“Exploring Hinata’s Struggle of Talent vs. Hard Work in Haikyu!! To the Top”
To become skilled at anything takes hard work, no way around it. At the same time, while there is no improvement without hard work, it’s hard to say that some people don’t have it easier than others. If one has an innate talent for the sport, it lends itself to a quicker growth curve; that hard work will pay off faster compared to someone without the same level of talent. Two-time Olympic figure skating champion Yuzuru Hanyu is no stranger to hard work, or to the pressure of competition. According to Hanyu in a 2016 interview with Fuji TV, “Effort will lie, but it will not be in vain… If effort does not lie, then the person who practices the most will win every time… I watched many matches where no matter how much effort someone puts in, if they can’t win, then they can’t win. On the other hand, there are young athletes that can win based on their spirit… so in that sense, I think effort will lie. But that doesn’t mean it will be in vain. If effort lies, you will think of more different methods of hard work. Discovering the right way to work hard is more important.”
Haikyu!! loves to explore the ups and downs of this; does hard work win, or will talent manage to overcome? While it has touched on this idea many times before, this season is shaping up to be an exploration of that in regards to its two main characters, Hinata and Kageyama.
Kageyama and Hinata have always been a combination of allies and rivals. They are on the same team, and they work together extremely well, always challenging each other to do better, but they also compete over tiny things. They started out the series as enemies, and that inherent sense of competition has never gone away, from seeing who can sprint faster to who has grown more over the summer. Not antagonistic, but competitive. Most important between them is their shared love for volleyball, and that they both work incredibly hard to hone themselves to be better at it. Where they differ is that Kageyama is a natural born genius at the sport, and Hinata isn’t.

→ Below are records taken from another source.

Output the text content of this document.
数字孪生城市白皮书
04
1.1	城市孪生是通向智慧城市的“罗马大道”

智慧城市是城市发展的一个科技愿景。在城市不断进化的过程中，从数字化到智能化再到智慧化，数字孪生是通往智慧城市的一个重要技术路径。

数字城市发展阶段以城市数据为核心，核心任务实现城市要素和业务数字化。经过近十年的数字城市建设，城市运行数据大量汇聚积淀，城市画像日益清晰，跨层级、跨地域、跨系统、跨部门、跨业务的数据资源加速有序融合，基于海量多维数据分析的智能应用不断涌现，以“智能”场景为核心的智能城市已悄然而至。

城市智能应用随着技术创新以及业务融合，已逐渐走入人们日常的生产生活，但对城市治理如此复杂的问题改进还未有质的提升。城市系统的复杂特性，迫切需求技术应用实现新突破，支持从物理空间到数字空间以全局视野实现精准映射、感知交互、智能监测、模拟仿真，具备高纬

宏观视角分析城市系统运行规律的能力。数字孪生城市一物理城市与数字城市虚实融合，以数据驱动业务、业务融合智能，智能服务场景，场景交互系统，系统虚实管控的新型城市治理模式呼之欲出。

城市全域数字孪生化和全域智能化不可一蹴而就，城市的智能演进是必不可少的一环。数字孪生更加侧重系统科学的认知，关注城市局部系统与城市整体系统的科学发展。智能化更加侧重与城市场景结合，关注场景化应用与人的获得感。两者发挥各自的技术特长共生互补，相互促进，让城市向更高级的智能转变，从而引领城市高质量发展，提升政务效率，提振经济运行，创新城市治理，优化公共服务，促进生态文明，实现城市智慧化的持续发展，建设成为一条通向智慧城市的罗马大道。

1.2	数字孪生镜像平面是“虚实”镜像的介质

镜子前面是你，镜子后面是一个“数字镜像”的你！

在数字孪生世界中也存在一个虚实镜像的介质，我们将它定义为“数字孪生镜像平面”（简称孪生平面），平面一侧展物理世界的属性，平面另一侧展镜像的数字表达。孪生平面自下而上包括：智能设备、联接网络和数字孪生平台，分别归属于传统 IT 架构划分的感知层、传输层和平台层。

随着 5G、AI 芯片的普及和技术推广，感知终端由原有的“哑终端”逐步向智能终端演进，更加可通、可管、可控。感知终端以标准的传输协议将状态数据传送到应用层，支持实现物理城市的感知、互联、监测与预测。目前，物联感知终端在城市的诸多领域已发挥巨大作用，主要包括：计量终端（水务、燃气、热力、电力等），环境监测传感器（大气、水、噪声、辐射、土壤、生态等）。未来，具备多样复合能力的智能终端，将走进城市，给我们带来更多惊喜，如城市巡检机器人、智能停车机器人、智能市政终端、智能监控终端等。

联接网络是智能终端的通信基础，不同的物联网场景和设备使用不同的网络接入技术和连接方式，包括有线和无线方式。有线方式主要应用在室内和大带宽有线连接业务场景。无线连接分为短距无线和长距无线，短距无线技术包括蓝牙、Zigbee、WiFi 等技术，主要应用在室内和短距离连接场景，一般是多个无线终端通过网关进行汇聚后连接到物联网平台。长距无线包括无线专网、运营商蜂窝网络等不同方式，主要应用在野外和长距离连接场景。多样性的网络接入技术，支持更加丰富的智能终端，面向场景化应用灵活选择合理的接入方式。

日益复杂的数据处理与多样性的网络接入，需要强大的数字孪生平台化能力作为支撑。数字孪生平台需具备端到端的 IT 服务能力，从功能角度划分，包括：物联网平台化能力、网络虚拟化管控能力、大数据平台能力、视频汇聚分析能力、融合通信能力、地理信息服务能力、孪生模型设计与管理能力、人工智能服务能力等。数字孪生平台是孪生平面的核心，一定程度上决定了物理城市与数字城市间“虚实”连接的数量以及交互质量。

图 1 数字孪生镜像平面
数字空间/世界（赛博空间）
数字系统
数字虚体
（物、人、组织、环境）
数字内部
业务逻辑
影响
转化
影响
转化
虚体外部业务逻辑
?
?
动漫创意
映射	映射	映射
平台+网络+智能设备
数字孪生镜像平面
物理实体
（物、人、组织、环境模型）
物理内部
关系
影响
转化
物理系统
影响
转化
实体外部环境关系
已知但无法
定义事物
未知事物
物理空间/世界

Kageyama’s natural genius is one of the largest points of his character. He isn’t the type of person that coasts off his natural talent alone, but him being finely attuned to the game is why he is able to adapt constantly on the field. He loves the sport, and is good at it, and the fact that he can innately adjust himself to pull off wild maneuvers with ease makes him a formidable opponent. It’s not hard to imagine him going pro in the future, for his talent is a formidable wall for many. In season two particularly, his rivalry with Oikawa centers around the fact that, despite Kageyama looking up to Oikawa, Oikawa has a lot of baggage surrounding the fact that Kageyama’s natural talent means he will be eclipsed someday. Kageyama is a threat as a cornerstone of Karasuno, but he is also a threat as a rising star.
By contrast, Hinata doesn’t have any natural talent. He was born rather short, something very disadvantageous in a sport where height matters. While he has no shortage of vigor or a want to improve, he’s already in a precarious position from the start. Even more so, Hinata starts out this season being left behind. Kageyama is chosen by the national training camp, and Tsukishima is chosen by the Miyagi training camp. Hinata, despite being submitted for consideration, isn’t seen as talented enough. Coach Washijou delivers this harshly: without Kageyama, Hinata doesn’t shine. He may be good, but he’s not good enough on his own. Sneaking into the training camp doesn’t help because at the end of the day, he has no place there. He has already been deemed not worthy. Although he is allowed to stay on as a ball boy, that’s different than being acknowledged as a player.
Being a ball boy doesn’t seem very advantageous. He isn’t allowed to play, not even practice with the other members. Most of the time he is relegated to doing chores, not able to traditionally hone his own skills. At the same time, he is granted the opportunity for observation, to be able to see as a spectator. This entire time, Hinata has been on the court, not necessarily watching it from the outside. He may not be part of the team, but he is still able to witness a practice up close, and the series has already made clear that most practices are held in secret, or at least aren’t available for public viewing. Had he stayed back at Karasuno, Hinata wouldn’t be able to be part in this at all. While Kageyama is able to practice as an athlete, Hinata is able to study more theory. If he is just as devoted to the sport as Kageyama is, he will find a way to use this opportunity to his advantage.
So says Hanyu, hard work isn’t the guaranteed way to success, you can work hard and still fail. However, there are different types of hard work, different ways to apply yourself and improve at the thing you love. Hinata had been left behind on the traditional front; by not being accepted, he has been denied an opportunity. At the same time, he has been offered another opportunity, one that allows him to study on his own in a different way. Kageyama, ripe wth talent, is forging on ahead. However, Hinata has his own ways to keep on going too. Talent may be the easier way, and it may lend itself to more opportunities, but hard work means never giving up in the face of that. It means to keep going, to keep making your own path until you reach success.